TULSA, Okla. (AP) _ Union Public Schools in Tulsa became the 14th district to be sued for allegedly violating the federal law that requires equity in boys' and girls' sports in public schools and universities.
Attorneys for the parents of three softball players announced Wednesday that the Title IX lawsuit had been filed in U.S. District Court in Tulsa on Wednesday. The lawsuit accuses Union public schools of failing to give the girls' softball program the treatment and benefits afforded to boys' sports.
Plaintiffs' attorney Sam Schiller said the primary issue is the ``plainly obvious'' difference between the playing and practice facilities the district provides for the two sports.
The goal of the lawsuit is to improve what is offered to the girls and not to subtract from what the baseball players already enjoy, co-counsel Ray Yasser said.

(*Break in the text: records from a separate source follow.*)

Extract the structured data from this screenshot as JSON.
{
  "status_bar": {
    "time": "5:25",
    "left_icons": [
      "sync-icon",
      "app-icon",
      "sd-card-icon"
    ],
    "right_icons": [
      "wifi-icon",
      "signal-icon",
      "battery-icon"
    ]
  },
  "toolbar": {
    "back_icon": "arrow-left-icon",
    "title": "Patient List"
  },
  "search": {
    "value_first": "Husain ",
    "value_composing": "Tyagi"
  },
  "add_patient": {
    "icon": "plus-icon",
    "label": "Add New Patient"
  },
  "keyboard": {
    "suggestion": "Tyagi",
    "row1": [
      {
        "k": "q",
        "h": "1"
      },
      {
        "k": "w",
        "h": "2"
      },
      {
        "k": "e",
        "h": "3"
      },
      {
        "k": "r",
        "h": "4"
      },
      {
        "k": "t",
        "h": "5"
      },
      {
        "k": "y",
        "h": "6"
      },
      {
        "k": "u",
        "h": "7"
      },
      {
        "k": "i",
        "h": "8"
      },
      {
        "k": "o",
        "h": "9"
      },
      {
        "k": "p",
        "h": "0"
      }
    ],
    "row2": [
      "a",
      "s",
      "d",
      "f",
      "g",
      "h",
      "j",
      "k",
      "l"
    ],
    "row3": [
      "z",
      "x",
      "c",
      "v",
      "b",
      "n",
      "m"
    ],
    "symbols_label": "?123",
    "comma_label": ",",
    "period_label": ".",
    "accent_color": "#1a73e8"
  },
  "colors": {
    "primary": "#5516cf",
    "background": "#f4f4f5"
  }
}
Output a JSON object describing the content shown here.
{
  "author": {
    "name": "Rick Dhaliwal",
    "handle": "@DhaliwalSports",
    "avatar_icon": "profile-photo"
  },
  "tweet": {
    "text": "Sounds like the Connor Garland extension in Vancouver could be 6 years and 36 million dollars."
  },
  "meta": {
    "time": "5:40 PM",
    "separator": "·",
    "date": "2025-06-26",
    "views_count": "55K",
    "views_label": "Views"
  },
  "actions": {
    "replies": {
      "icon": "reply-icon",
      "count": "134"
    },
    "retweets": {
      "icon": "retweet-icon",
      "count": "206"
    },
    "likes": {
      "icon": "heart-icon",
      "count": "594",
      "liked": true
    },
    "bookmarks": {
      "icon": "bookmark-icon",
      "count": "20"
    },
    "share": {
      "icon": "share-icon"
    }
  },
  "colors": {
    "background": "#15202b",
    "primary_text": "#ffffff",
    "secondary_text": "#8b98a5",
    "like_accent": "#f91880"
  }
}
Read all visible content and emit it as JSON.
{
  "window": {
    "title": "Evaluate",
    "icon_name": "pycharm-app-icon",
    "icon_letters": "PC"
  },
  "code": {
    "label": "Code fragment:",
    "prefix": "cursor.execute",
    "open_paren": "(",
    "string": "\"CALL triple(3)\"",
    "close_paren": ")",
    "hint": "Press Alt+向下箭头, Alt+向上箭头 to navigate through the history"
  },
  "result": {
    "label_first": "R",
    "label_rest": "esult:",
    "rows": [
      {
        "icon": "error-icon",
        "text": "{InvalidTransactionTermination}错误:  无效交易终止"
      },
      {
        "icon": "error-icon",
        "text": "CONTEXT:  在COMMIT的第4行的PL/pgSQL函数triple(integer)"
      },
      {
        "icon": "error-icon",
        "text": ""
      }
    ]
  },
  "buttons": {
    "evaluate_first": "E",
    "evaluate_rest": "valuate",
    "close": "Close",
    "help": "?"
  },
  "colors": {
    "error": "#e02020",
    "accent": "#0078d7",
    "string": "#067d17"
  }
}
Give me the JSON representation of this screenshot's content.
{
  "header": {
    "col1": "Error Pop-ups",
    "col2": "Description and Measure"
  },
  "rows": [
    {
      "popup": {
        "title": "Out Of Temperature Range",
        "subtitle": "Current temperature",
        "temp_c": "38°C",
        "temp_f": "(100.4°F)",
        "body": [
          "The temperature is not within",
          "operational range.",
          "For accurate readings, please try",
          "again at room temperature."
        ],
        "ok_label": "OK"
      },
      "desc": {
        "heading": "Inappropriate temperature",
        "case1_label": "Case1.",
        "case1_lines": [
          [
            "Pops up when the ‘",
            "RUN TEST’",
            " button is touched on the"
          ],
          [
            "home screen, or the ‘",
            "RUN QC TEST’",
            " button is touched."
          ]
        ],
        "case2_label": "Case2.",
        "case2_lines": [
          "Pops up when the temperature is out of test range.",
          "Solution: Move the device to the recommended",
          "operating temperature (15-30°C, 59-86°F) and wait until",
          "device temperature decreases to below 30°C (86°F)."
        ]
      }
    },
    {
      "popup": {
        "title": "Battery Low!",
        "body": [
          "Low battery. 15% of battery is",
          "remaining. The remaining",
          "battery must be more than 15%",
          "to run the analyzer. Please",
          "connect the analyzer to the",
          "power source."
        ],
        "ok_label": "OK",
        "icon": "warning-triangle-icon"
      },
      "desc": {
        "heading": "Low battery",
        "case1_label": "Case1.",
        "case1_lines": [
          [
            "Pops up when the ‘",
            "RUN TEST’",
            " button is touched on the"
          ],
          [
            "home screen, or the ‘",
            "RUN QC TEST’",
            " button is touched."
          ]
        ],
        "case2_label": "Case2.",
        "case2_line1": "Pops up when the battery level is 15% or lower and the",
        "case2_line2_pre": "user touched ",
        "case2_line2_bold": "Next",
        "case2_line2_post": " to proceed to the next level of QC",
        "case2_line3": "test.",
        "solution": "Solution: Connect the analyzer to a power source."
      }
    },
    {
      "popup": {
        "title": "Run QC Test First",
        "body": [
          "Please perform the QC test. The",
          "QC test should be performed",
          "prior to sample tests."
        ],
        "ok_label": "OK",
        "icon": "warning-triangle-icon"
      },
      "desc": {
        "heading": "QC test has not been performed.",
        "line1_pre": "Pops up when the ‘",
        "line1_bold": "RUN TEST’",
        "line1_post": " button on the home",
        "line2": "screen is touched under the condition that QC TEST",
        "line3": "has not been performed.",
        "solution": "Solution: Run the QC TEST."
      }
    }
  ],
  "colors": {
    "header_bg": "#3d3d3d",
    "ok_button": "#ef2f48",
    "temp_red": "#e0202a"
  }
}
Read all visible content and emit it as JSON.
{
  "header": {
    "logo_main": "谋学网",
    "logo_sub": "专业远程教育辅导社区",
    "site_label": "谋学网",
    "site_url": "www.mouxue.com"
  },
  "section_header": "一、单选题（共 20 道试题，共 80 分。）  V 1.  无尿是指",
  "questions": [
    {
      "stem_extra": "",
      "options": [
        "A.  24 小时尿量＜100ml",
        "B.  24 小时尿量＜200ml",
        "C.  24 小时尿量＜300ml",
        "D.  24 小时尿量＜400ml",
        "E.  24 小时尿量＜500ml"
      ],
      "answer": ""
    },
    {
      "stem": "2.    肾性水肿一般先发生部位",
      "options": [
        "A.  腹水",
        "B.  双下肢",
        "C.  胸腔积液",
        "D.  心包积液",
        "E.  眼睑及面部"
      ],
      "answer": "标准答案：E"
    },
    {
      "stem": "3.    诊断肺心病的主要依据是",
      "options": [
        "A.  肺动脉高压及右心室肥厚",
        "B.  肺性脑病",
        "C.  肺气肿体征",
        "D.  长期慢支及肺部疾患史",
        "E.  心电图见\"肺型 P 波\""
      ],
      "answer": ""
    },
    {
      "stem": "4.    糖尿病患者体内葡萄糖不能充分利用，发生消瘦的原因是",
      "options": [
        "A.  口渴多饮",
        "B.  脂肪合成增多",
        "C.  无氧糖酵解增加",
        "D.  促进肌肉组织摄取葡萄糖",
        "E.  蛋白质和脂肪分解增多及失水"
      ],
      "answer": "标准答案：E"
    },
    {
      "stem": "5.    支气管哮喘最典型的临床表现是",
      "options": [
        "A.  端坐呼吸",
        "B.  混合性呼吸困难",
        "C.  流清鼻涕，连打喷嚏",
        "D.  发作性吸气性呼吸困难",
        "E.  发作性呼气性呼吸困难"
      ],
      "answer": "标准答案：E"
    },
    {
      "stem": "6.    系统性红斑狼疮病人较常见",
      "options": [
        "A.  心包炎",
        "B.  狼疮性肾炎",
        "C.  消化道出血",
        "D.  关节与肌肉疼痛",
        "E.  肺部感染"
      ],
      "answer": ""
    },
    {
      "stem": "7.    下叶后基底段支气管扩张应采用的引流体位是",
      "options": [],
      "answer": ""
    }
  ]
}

Yasser said upgrades to fan seating and dugouts are among the improvements needed at the softball field. And an existing indoor practice facility is improperly geared toward baseball players, he added.
Other issues include the equipment, supplies and uniforms provided to softball, compared to boys' sports, Schiller said. The number of coaching jobs and the salaries allotted those positions also could become issues, the attorneys said.
Karen Long, who represents the school, said that, to her knowledge, the district is in full compliance with Title IX and is ``surprised'' by the allegations.
Long said she has been told that Union recently improved its softball facilities and said the plaintiffs apparently opted to file a federal lawsuit instead of taking advantage of grievance procedures.
Fourteen Oklahoma school districts have been sued in a Title IX action since 1996. The other 13 cases have been settled.
This is the first to be limited to one sport.